11 May 2009 | adebiyi
The Federal Circuit affirmed the decision of the Board of Patent Appeals and Interferences (Board) that the conflicting claims between U.S. Patent Application No. 10/618526 (the Fallaux application) and U.S. Patent No. 6340595 and U.S. Patent No. 6413776 (the Vogel patents) are not entitled to the two-way test for obviousness-type double-patenting. See, In re Fallaux, Fed. Cir. No. 2008-1545, May 6, 2009. The examiner had rejected several claims in the Fallaux application in view of claims in the Vogel patents using the one-way test for obviousness-type double-patenting.
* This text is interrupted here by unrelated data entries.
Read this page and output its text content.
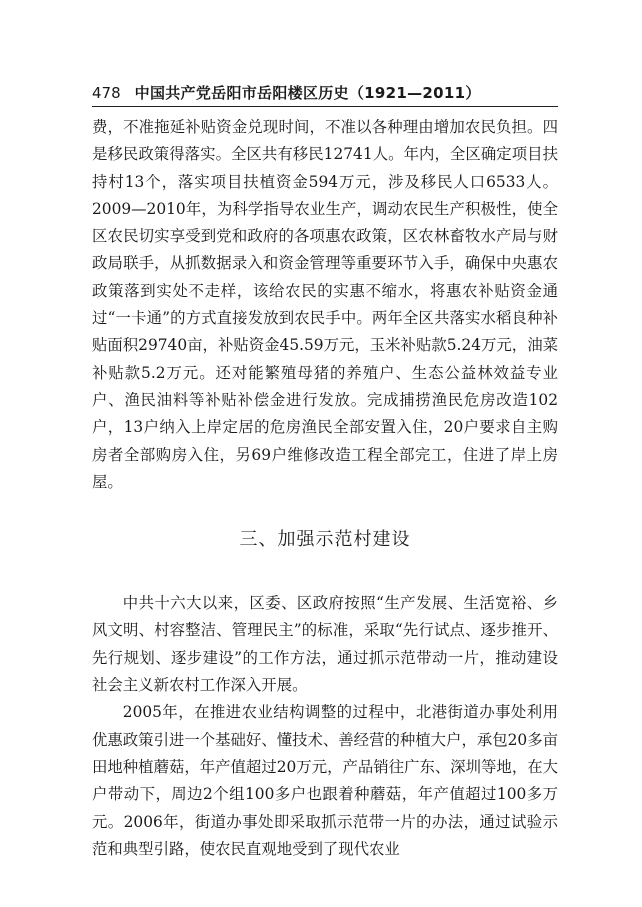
478 中国共产党岳阳市岳阳楼区历史（1921—2011）

费，不准拖延补贴资金兑现时间，不准以各种理由增加农民负担。四是移民政策得落实。全区共有移民12741人。年内，全区确定项目扶持村13个，落实项目扶植资金594万元，涉及移民人口6533人。2009—2010年，为科学指导农业生产，调动农民生产积极性，使全区农民切实享受到党和政府的各项惠农政策，区农林畜牧水产局与财政局联手，从抓数据录入和资金管理等重要环节入手，确保中央惠农政策落到实处不走样，该给农民的实惠不缩水，将惠农补贴资金通过“一卡通”的方式直接发放到农民手中。两年全区共落实水稻良种补贴面积29740亩，补贴资金45.59万元，玉米补贴款5.24万元，油菜补贴款5.2万元。还对能繁殖母猪的养殖户、生态公益林效益专业户、渔民油料等补贴补偿金进行发放。完成捕捞渔民危房改造102户，13户纳入上岸定居的危房渔民全部安置入住，20户要求自主购房者全部购房入住，另69户维修改造工程全部完工，住进了岸上房屋。

三、加强示范村建设

中共十六大以来，区委、区政府按照“生产发展、生活宽裕、乡风文明、村容整洁、管理民主”的标准，采取“先行试点、逐步推开、先行规划、逐步建设”的工作方法，通过抓示范带动一片，推动建设社会主义新农村工作深入开展。

2005年，在推进农业结构调整的过程中，北港街道办事处利用优惠政策引进一个基础好、懂技术、善经营的种植大户，承包20多亩田地种植蘑菇，年产值超过20万元，产品销往广东、深圳等地，在大户带动下，周边2个组100多户也跟着种蘑菇，年产值超过100多万元。2006年，街道办事处即采取抓示范带一片的办法，通过试验示范和典型引路，使农民直观地受到了现代农业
Under the two-way test, the Fallaux claims would not have been subject to obviousness-type double-patenting.
Double-patenting can arise when there are conflicting claims (i) between an issued patent and one or more applications, (ii) between co-pending applications, and (iii) between one or more applications and a published application. Category (i) applies in the Fallaux case. For category (i), obviousness-type double-patenting may arise if any of the following is true:
(a) the application and patent are commonly owned;
(b) the application and patent have the same inventive entity; or
(c) the application and patent have different inventive entities, at least one common inventor, or no common assignee.
In the Fallaux case, the Vogel patents and the Fallaux application claim priority to the same application, but the Fallaux application and Vogel patents had been assigned to different entities.
Determination of obviousness-type double-patenting between an application and a patent can be one-way or two-way. In the one-way test, the examiner asks whether the application claims are obvious over the patent claims. In the two-way test, the examiner asks whether the application claims are obvious over the patent claims and whether the patent claims are obvious over the application claims. In the two-way test, if either one of the inquiries does not compel a conclusion of obviousness, the obviousness-type double-patenting rejection is not made. The two-way test is applicable if the following conditions are met:
(1) the applicant could not have avoided separate filings for the application claims and patent claims; and
(2) the patent office controlled the rates of prosecution to cause the later-filed application (improvement application) to issue prior to the first-filed application (basic application).
The Fallaux application and Vogel patents did not meet either of the conditions for the two-way test. There was substantial discussion in the opinion rendered by the Federal Circuit on whether or not the PTO was at fault for the delay that caused the Vogel patents to issue before the Fallaux application. However, this discussion should not have occurred at all since the Fallaux application was filed after the Vogel patents were issued, making moot the notion of nefarious intent on the part of the patent office to manipulate rates of prosecution. The Court showed that Dr. Fallaux had control over the prosecution rates of the Fallaux application and Vogel patents, but the Court also clarified that whether Dr. Fallaux controlled or did not control the prosecution rates is not germane to the question of whether the two-way test should or should not apply.